To summarize, Hamor wanted his son to marry into Jacob’s family for political reasons, as well as his son’s love for Dinah. Jacob’s sons, however, were appalled that their sister was involved with someone who wasn’t a blood relative!
And the sons of Jacob came out of the field when they heard it: and the men were grieved, and they were very wroth, because he had wrought folly in Israel in lying with Jacob’s daughter: which thing ought not to be done. And the sons of Jacob answered Shechem and Hamor his father deceitfully, and said, because he had defiled Dinah their sister: And they said unto them, We cannot do this thing, to give our sister to one that is uncircumcised; for that were a reproach unto us: But in this will we consent unto you: If ye will be as we be, that every male of you be circumcised;
Genesis 34:7-15 (KJV)
With that, everyone in Hamor’s city gets circumcised. Upon promise of free trade and brotherly love. The third day after every male in the city as circumcised (and still sore), Simon and Levi (two of Dinah’s brothers KILLED EVERY MALE IN THE CITY. Then they took all their possessions, including all their children and women. I am not really sure if simply the act of sex was the crime (remember, this is a society that freely forces slaves to have sex with them and has multiple wives) or if it was simple racism.
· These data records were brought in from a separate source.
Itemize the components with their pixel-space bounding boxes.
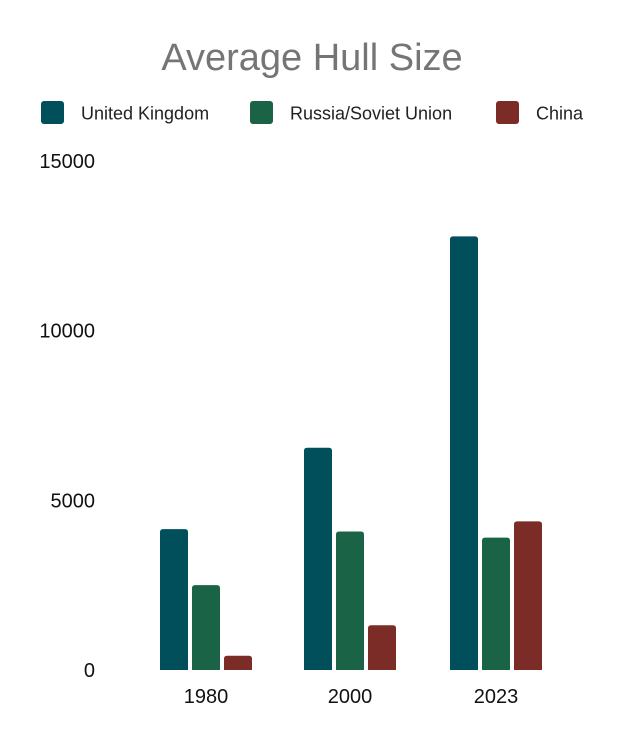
y-tick-label-10000: 10000 [39,321,95,343]
x-tick-label-2000: 2000 [328,686,373,708]
bar-1980-united-kingdom [160,529,188,670]
y-axis: 0 5000 10000 15000 [39,151,95,682]
bar-2000-united-kingdom [304,447,332,670]
legend-label-russia-soviet-union: Russia/Soviet Union [290,104,452,124]
bars [160,236,542,670]
bar-1980-china [224,655,252,670]
y-tick-label-5000: 5000 [51,490,96,512]
legend-swatch-russia-soviet-union [250,101,273,124]
y-tick-label-0: 0 [84,660,95,682]
bar-2000-russia-soviet-union [336,531,364,670]
legend-label-china: China [536,104,584,124]
y-tick-label-15000: 15000 [39,151,95,173]
bar-2023-china [514,521,542,670]
legend-swatch-china [496,101,519,124]
bar-2000-china [368,625,396,670]
bar-2023-russia-soviet-union [482,537,510,670]
x-tick-label-2023: 2023 [474,686,519,708]
bar-1980-russia-soviet-union [192,585,220,670]
x-axis: 1980 2000 2023 [184,686,519,708]
legend-swatch-united-kingdom [41,101,64,124]
chart-title: Average Hull Size [161,37,462,79]
bar-2023-united-kingdom [450,236,478,670]
x-tick-label-1980: 1980 [184,686,229,708]
legend-label-united-kingdom: United Kingdom [81,104,209,124]
legend: United Kingdom Russia/Soviet Union China [41,101,584,124]
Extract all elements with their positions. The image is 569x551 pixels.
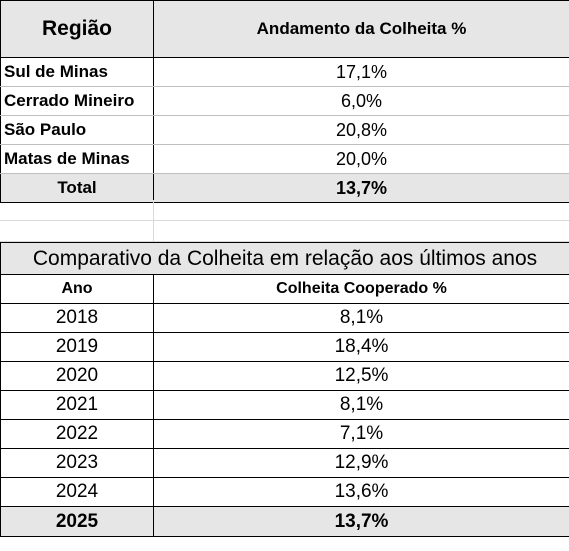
- table-title-row: Comparativo da Colheita em relação aos ú…: [0, 242, 569, 275]
- value-cell[interactable]: 13,7%: [152, 506, 569, 537]
- empty-row[interactable]: [0, 221, 569, 242]
- value-cell[interactable]: 8,1%: [152, 303, 569, 333]
- table-row: 2021 8,1%: [0, 390, 569, 420]
- region-cell[interactable]: Cerrado Mineiro: [0, 86, 154, 116]
- year-cell[interactable]: 2019: [0, 332, 154, 362]
- cooperado-header[interactable]: Colheita Cooperado %: [152, 274, 569, 304]
- year-cell[interactable]: 2024: [0, 477, 154, 507]
- value-cell[interactable]: 17,1%: [153, 57, 569, 87]
- table-row: 2022 7,1%: [0, 419, 569, 449]
- table-row: São Paulo 20,8%: [0, 115, 569, 145]
- table-row: 2018 8,1%: [0, 303, 569, 333]
- total-row: Total 13,7%: [0, 173, 569, 203]
- region-cell[interactable]: Sul de Minas: [0, 57, 154, 87]
- table-row: Cerrado Mineiro 6,0%: [0, 86, 569, 116]
- value-cell[interactable]: 8,1%: [152, 390, 569, 420]
- table-row: 2024 13,6%: [0, 477, 569, 507]
- table-row: 2023 12,9%: [0, 448, 569, 478]
- value-cell[interactable]: 12,9%: [152, 448, 569, 478]
- table-header-row: Ano Colheita Cooperado %: [0, 274, 569, 304]
- value-cell[interactable]: 7,1%: [152, 419, 569, 449]
- table-row: 2020 12,5%: [0, 361, 569, 391]
- progress-header[interactable]: Andamento da Colheita %: [153, 0, 569, 58]
- value-cell[interactable]: 6,0%: [153, 86, 569, 116]
- value-cell[interactable]: 18,4%: [152, 332, 569, 362]
- year-cell[interactable]: 2023: [0, 448, 154, 478]
- empty-row[interactable]: [0, 200, 569, 221]
- total-label-cell[interactable]: Total: [0, 173, 154, 203]
- column-gridline: [153, 200, 154, 242]
- table-row: 2019 18,4%: [0, 332, 569, 362]
- table-header-row: Região Andamento da Colheita %: [0, 0, 569, 58]
- year-cell[interactable]: 2022: [0, 419, 154, 449]
- value-cell[interactable]: 13,6%: [152, 477, 569, 507]
- current-year-row: 2025 13,7%: [0, 506, 569, 537]
- year-cell[interactable]: 2021: [0, 390, 154, 420]
- value-cell[interactable]: 20,0%: [153, 144, 569, 174]
- region-cell[interactable]: Matas de Minas: [0, 144, 154, 174]
- year-cell[interactable]: 2018: [0, 303, 154, 333]
- harvest-comparison-table: Comparativo da Colheita em relação aos ú…: [0, 242, 569, 537]
- region-cell[interactable]: São Paulo: [0, 115, 154, 145]
- comparison-title[interactable]: Comparativo da Colheita em relação aos ú…: [0, 242, 569, 275]
- year-cell[interactable]: 2025: [0, 506, 154, 537]
- harvest-progress-table: Região Andamento da Colheita % Sul de Mi…: [0, 0, 569, 203]
- value-cell[interactable]: 12,5%: [152, 361, 569, 391]
- table-row: Matas de Minas 20,0%: [0, 144, 569, 174]
- table-row: Sul de Minas 17,1%: [0, 57, 569, 87]
- total-value-cell[interactable]: 13,7%: [153, 173, 569, 203]
- region-header[interactable]: Região: [0, 0, 154, 58]
- year-header[interactable]: Ano: [0, 274, 154, 304]
- year-cell[interactable]: 2020: [0, 361, 154, 391]
- value-cell[interactable]: 20,8%: [153, 115, 569, 145]
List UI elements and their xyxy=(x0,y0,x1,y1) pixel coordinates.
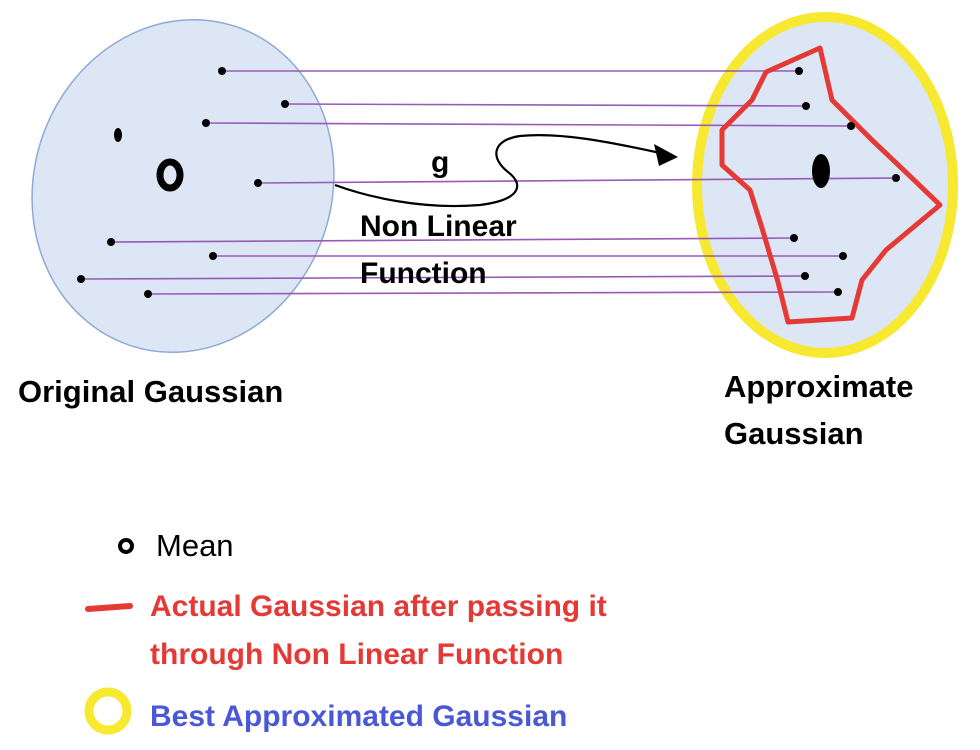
approximate-gaussian-label-line1: Approximate xyxy=(724,369,913,404)
transformed-point xyxy=(847,122,855,130)
legend-mean-label: Mean xyxy=(156,528,234,563)
arrowhead-icon xyxy=(654,144,678,166)
mapping-line xyxy=(147,291,839,295)
transformed-point xyxy=(802,102,810,110)
original-point xyxy=(254,179,262,187)
mapping-line xyxy=(284,103,807,107)
transformed-point xyxy=(892,174,900,182)
original-points xyxy=(77,67,289,298)
mean-legend-icon xyxy=(118,538,134,554)
legend: Mean Actual Gaussian after passing it th… xyxy=(84,528,607,735)
transformed-point xyxy=(801,272,809,280)
mapping-line xyxy=(257,177,897,184)
mapping-lines xyxy=(80,70,897,295)
legend-actual-line1: Actual Gaussian after passing it xyxy=(150,590,607,623)
mapping-line xyxy=(110,237,795,243)
approximate-mean-marker xyxy=(812,154,830,188)
original-mean-marker xyxy=(156,158,184,192)
original-point xyxy=(281,100,289,108)
nonlinear-function-arrow xyxy=(334,134,661,208)
original-point xyxy=(202,119,210,127)
original-gaussian-label: Original Gaussian xyxy=(18,374,283,409)
original-gaussian-ellipse xyxy=(31,18,335,354)
function-label-line2: Function xyxy=(360,257,487,290)
original-point xyxy=(144,290,152,298)
approximate-gaussian-label-line2: Gaussian xyxy=(724,416,864,451)
actual-gaussian-legend-icon xyxy=(85,603,133,612)
transformed-point xyxy=(790,234,798,242)
legend-actual-line2: through Non Linear Function xyxy=(150,638,563,671)
original-point xyxy=(209,252,217,260)
function-label-line1: Non Linear xyxy=(360,210,517,243)
mapping-line xyxy=(80,275,806,280)
function-name-label: g xyxy=(431,146,449,179)
original-point xyxy=(114,128,122,142)
transformed-point xyxy=(795,67,803,75)
original-point xyxy=(107,238,115,246)
transformed-point xyxy=(834,288,842,296)
transformed-points xyxy=(790,67,900,296)
best-gaussian-legend-icon xyxy=(84,687,132,735)
legend-best-label: Best Approximated Gaussian xyxy=(150,700,567,733)
original-point xyxy=(218,67,226,75)
actual-gaussian-outline xyxy=(719,45,943,325)
mapping-line xyxy=(205,122,852,127)
original-point xyxy=(77,275,85,283)
transformed-point xyxy=(839,252,847,260)
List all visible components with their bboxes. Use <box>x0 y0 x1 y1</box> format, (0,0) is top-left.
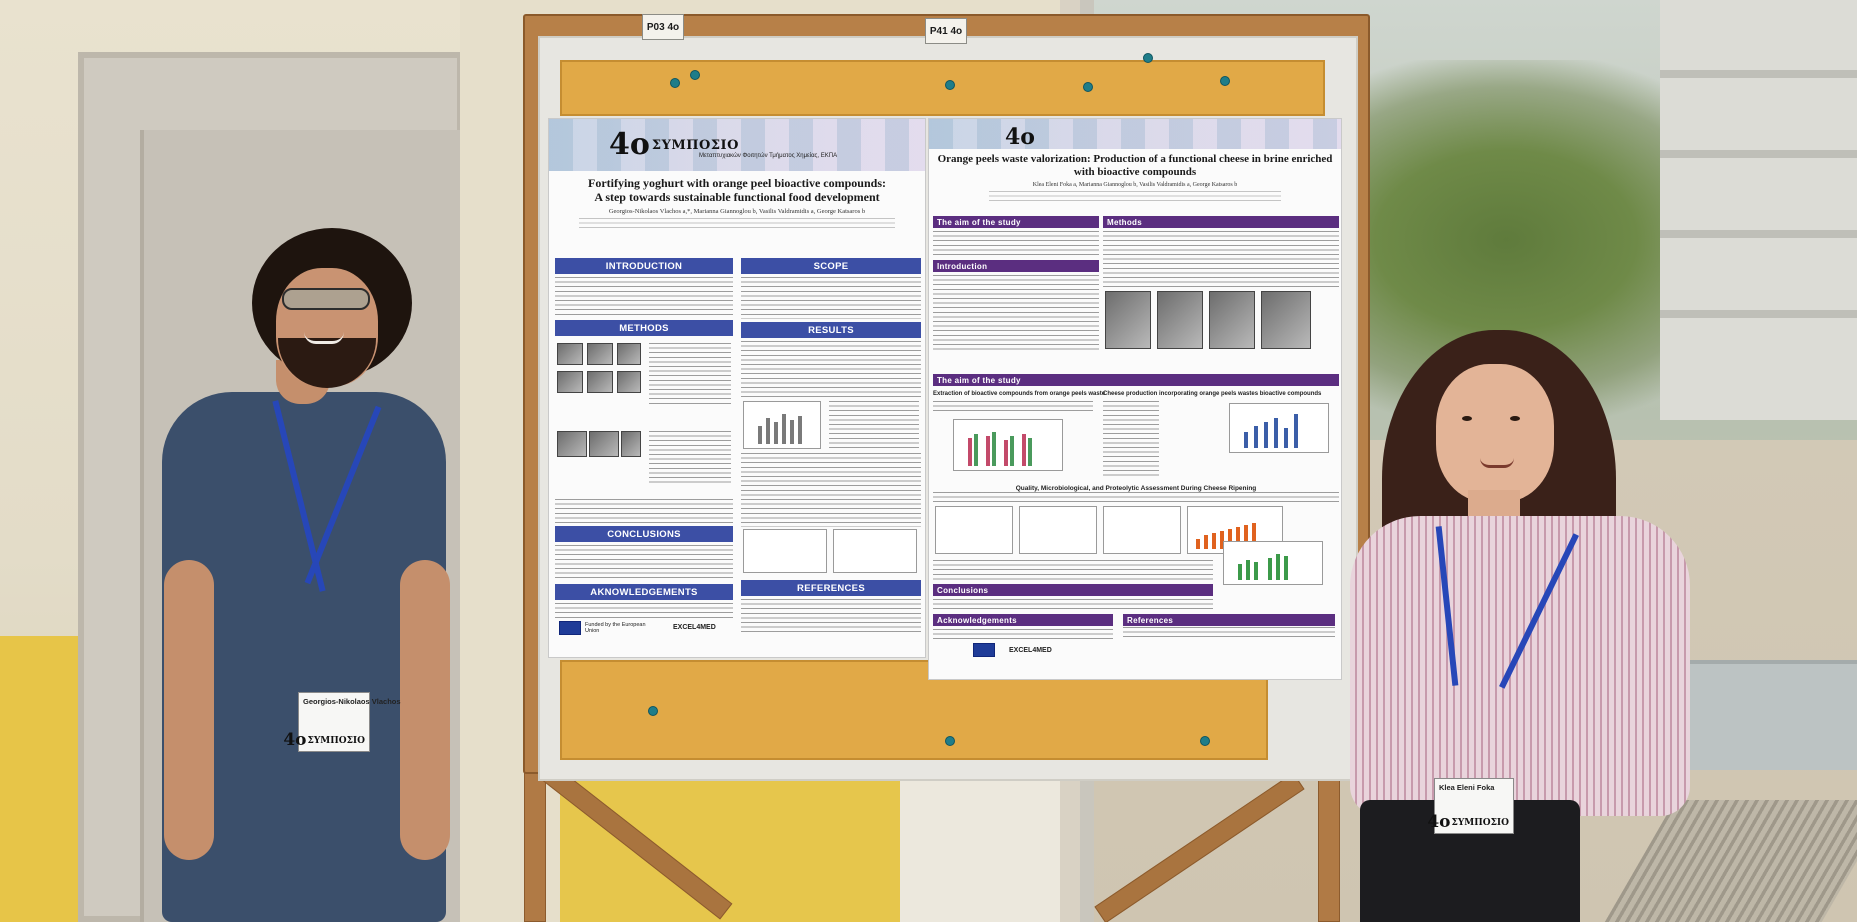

Suffice it to say THE GOOD GUYS IN THE STORY commit genocide.
And Jacob said to Simeon and Levi, Ye have troubled me to make me to stink among the inhabitants of the land, among the Canaanites and the Perizzites: and I being few in number, they shall gather themselves together against me, and slay me; and I shall be destroyed, I and my house. And they said, Should he deal with our sister as with an harlot?
Genesis 34:30-31 (KJV)
What was Jacob worried about? He has eleven boys, and two of them just slaughtered an entire city! Anyway, that’s the end of that story. Nothing ever comes of it and it’s never mentioned again. Just a nice slaughter of innocents by the good guys.
That wraps up today’s episode. The good guy Jacob is scared of his own shadow, his kids are genocidal maniacs, and his Esau is the one left to show “Christ-like” love and forgiveness, even though he’s technically the bad guy and his forgiveness is ignored and Jacob turns away from him.